Le 9 mars 2023 est paru dans toutes les bonnes librairies mon dernier ouvrage chez Hermann Diffusion (HD), Scènes primordiales de la philosophie ; de la caverne de Platon au visage chez Levinas.
Ce petit livre pédagogique dont les chapitres correspondent à des cours et conférences dans différentes universités populaires a pour vocation de rendre accessibles tout en en régénérant le sens quelques morceaux d'anthologie philosophiques.
Je publie ici la courte introduction de ce livre afin de fournir quelques précisions sur le contenu à d'éventuels lecteurs.
Qui d’entre nous, s’intéressant un tant soit peu à la philosophie, n’a entendu parler de l’allégorie de la caverne de Platon, du pari de Pascal, du « je pense donc je suis » de Descartes, ou encore de la dialectique hégélienne du maître et du serviteur ?
De telles séquences philosophiques, de tels réseaux conceptuels, ont acquis une puissance telle qu’elles sont devenues des figures mythiques et des repères essentiels conférant une plus forte intelligibilité au monde.
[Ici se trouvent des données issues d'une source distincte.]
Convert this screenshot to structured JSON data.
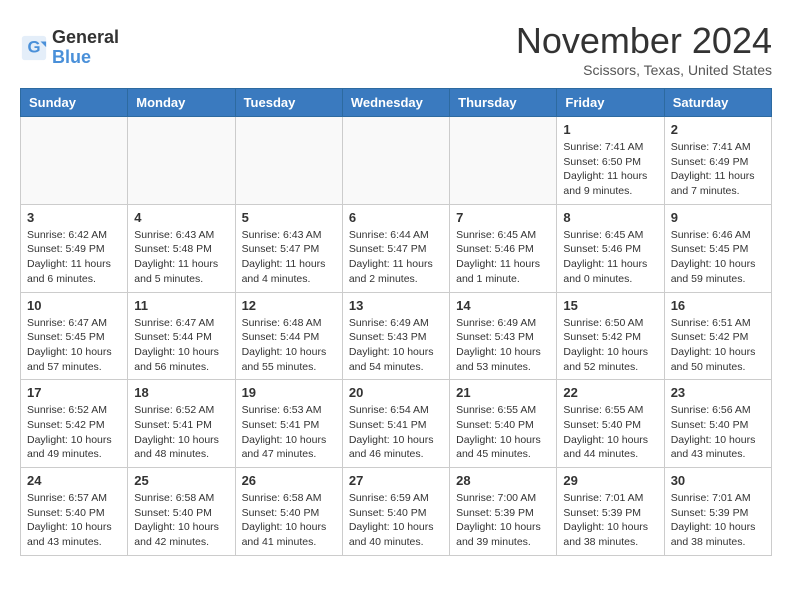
{
  "logo": {
    "general": "General",
    "blue": "Blue"
  },
  "header": {
    "month": "November 2024",
    "location": "Scissors, Texas, United States"
  },
  "weekdays": [
    "Sunday",
    "Monday",
    "Tuesday",
    "Wednesday",
    "Thursday",
    "Friday",
    "Saturday"
  ],
  "weeks": [
    [
      {
        "day": "",
        "info": ""
      },
      {
        "day": "",
        "info": ""
      },
      {
        "day": "",
        "info": ""
      },
      {
        "day": "",
        "info": ""
      },
      {
        "day": "",
        "info": ""
      },
      {
        "day": "1",
        "info": "Sunrise: 7:41 AM\nSunset: 6:50 PM\nDaylight: 11 hours and 9 minutes."
      },
      {
        "day": "2",
        "info": "Sunrise: 7:41 AM\nSunset: 6:49 PM\nDaylight: 11 hours and 7 minutes."
      }
    ],
    [
      {
        "day": "3",
        "info": "Sunrise: 6:42 AM\nSunset: 5:49 PM\nDaylight: 11 hours and 6 minutes."
      },
      {
        "day": "4",
        "info": "Sunrise: 6:43 AM\nSunset: 5:48 PM\nDaylight: 11 hours and 5 minutes."
      },
      {
        "day": "5",
        "info": "Sunrise: 6:43 AM\nSunset: 5:47 PM\nDaylight: 11 hours and 4 minutes."
      },
      {
        "day": "6",
        "info": "Sunrise: 6:44 AM\nSunset: 5:47 PM\nDaylight: 11 hours and 2 minutes."
      },
      {
        "day": "7",
        "info": "Sunrise: 6:45 AM\nSunset: 5:46 PM\nDaylight: 11 hours and 1 minute."
      },
      {
        "day": "8",
        "info": "Sunrise: 6:45 AM\nSunset: 5:46 PM\nDaylight: 11 hours and 0 minutes."
      },
      {
        "day": "9",
        "info": "Sunrise: 6:46 AM\nSunset: 5:45 PM\nDaylight: 10 hours and 59 minutes."
      }
    ],
    [
      {
        "day": "10",
        "info": "Sunrise: 6:47 AM\nSunset: 5:45 PM\nDaylight: 10 hours and 57 minutes."
      },
      {
        "day": "11",
        "info": "Sunrise: 6:47 AM\nSunset: 5:44 PM\nDaylight: 10 hours and 56 minutes."
      },
      {
        "day": "12",
        "info": "Sunrise: 6:48 AM\nSunset: 5:44 PM\nDaylight: 10 hours and 55 minutes."
      },
      {
        "day": "13",
        "info": "Sunrise: 6:49 AM\nSunset: 5:43 PM\nDaylight: 10 hours and 54 minutes."
      },
      {
        "day": "14",
        "info": "Sunrise: 6:49 AM\nSunset: 5:43 PM\nDaylight: 10 hours and 53 minutes."
      },
      {
        "day": "15",
        "info": "Sunrise: 6:50 AM\nSunset: 5:42 PM\nDaylight: 10 hours and 52 minutes."
      },
      {
        "day": "16",
        "info": "Sunrise: 6:51 AM\nSunset: 5:42 PM\nDaylight: 10 hours and 50 minutes."
      }
    ],
    [
      {
        "day": "17",
        "info": "Sunrise: 6:52 AM\nSunset: 5:42 PM\nDaylight: 10 hours and 49 minutes."
      },
      {
        "day": "18",
        "info": "Sunrise: 6:52 AM\nSunset: 5:41 PM\nDaylight: 10 hours and 48 minutes."
      },
      {
        "day": "19",
        "info": "Sunrise: 6:53 AM\nSunset: 5:41 PM\nDaylight: 10 hours and 47 minutes."
      },
      {
        "day": "20",
        "info": "Sunrise: 6:54 AM\nSunset: 5:41 PM\nDaylight: 10 hours and 46 minutes."
      },
      {
        "day": "21",
        "info": "Sunrise: 6:55 AM\nSunset: 5:40 PM\nDaylight: 10 hours and 45 minutes."
      },
      {
        "day": "22",
        "info": "Sunrise: 6:55 AM\nSunset: 5:40 PM\nDaylight: 10 hours and 44 minutes."
      },
      {
        "day": "23",
        "info": "Sunrise: 6:56 AM\nSunset: 5:40 PM\nDaylight: 10 hours and 43 minutes."
      }
    ],
    [
      {
        "day": "24",
        "info": "Sunrise: 6:57 AM\nSunset: 5:40 PM\nDaylight: 10 hours and 43 minutes."
      },
      {
        "day": "25",
        "info": "Sunrise: 6:58 AM\nSunset: 5:40 PM\nDaylight: 10 hours and 42 minutes."
      },
      {
        "day": "26",
        "info": "Sunrise: 6:58 AM\nSunset: 5:40 PM\nDaylight: 10 hours and 41 minutes."
      },
      {
        "day": "27",
        "info": "Sunrise: 6:59 AM\nSunset: 5:40 PM\nDaylight: 10 hours and 40 minutes."
      },
      {
        "day": "28",
        "info": "Sunrise: 7:00 AM\nSunset: 5:39 PM\nDaylight: 10 hours and 39 minutes."
      },
      {
        "day": "29",
        "info": "Sunrise: 7:01 AM\nSunset: 5:39 PM\nDaylight: 10 hours and 38 minutes."
      },
      {
        "day": "30",
        "info": "Sunrise: 7:01 AM\nSunset: 5:39 PM\nDaylight: 10 hours and 38 minutes."
      }
    ]
  ]
}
Mais que savons-nous réellement de ces figures au-delà de la connaissance vague ou du ouï-dire ? Ces scènes primordiales sont bien souvent plus célèbres que connues, et nous n’avons pas nécessairement conscience de leur fécondité en termes de rapport à soi-même, aux autres et au monde. Foucault avait bien vu que les concepts philosophiques risquaient toujours de se transformer en slogans, et de perdre ainsi de leur richesse originaire, de leur substance, au profit d’un usage quelque peu dévitalisé et superficiel. Plus simplement, « l’honnête homme » et de nombreuses personnes intéressées par la philosophie n’ont plus que de vagues souvenirs, ou des connaissances partielles, de ces figures - lesquelles ont pourtant une importance non négligeable dès lors que l’on veut s’intéresser réellement à la chose philosophique.
Ce livre s’adresse à l’honnête homme du 21ème siècle, curieux, intéressé par la philosophie, mais non spécialiste. Fondamentalement, cet ouvrage prétend trouver un équilibre consistant à rendre accessibles ces choses parfois difficiles pour des profanes, sans pour autant en rabattre sur l’exigence conceptuelle. C’est dans cet esprit qu’il a aussi pour ambition de fournir un certain nombre de repères permettant de se constituer une culture philosophique commune.
Il s’agira donc de retrouver la puissance originaire de huit de ces scènes primordiales, de les replacer dans leur contexte philosophique et historique, et de montrer à quels problèmes répond la création de ces concepts. Après avoir fait ainsi apparaître leurs conditions d’émergence, nous entrerons dans le détail de ces scènes afin d’en retrouver la subtilité et la vitalité, et nous prendrons la mesure de leur valeur en termes d’avancée philosophique majeure. Nous verrons aussi les critiques et les alternatives conceptuelles qu’elles ont pu susciter. Sans prétendre épuiser l’interprétation de ces séquences conceptuelles, laquelle est infinie, il s’agira cependant de la régénérer afin de montrer en quoi elles ont une valeur éternelle et constituent des outils précieux dont la vitalité est féconde pour mieux comprendre et agir dans le monde contemporain.
Les huit scènes primordiales en question sont, par ordre d’apparition : 1 - l’allégorie de la caverne de Platon ; 2 - l’ego cogito de Descartes ; 3 - le pari de Pascal ; 4 - le moment du pacte social chez les grands contractualistes (Hobbes, Rousseau, Rawls) ; 5 - la dialectique du maître et du serviteur chez Hegel ; 6 - l’existence précède l’essence avec Sartre ; 7 - la horde primitive chez Freud ; 8 - le visage chez Levinas.[1]
Ces figures conceptuelles, ces scènes primordiales, ont été choisies par nos soins de façon arbitraire, indépendamment les unes des autres, presque intuitivement, un peu en fonction de leur célébrité, un peu en fonction de leur puissance. Il va de soi que d’autres concepts auraient pu figurer dans cette liste qui ne prétend à aucune exhaustivité.
A priori tout ceci ressemble donc à un patchwork, une réunion aléatoire d’éléments hétérogènes. A cet égard, le lecteur peut très bien lire les chapitres de ce livre dans l’ordre de son choix. Cependant – et c’est la raison pour laquelle nous avons privilégié une exposition chronologique de ces scènes - il lui apparaîtra progressivement que ces figures se répondent, que chacune d’entre elle s’inscrit dans un réseau de sens plus global qu’elle contribue à construire, et qui constitue l’histoire de la pensée philosophique dans son ensemble.
[1] Par souci d’alléger la lecture du texte les notes de bas de page seront très peu nombreuses, et, en fin de chaque chapitre, le lecteur trouvera une bibliographie minimale comprenant les références absolument essentielles.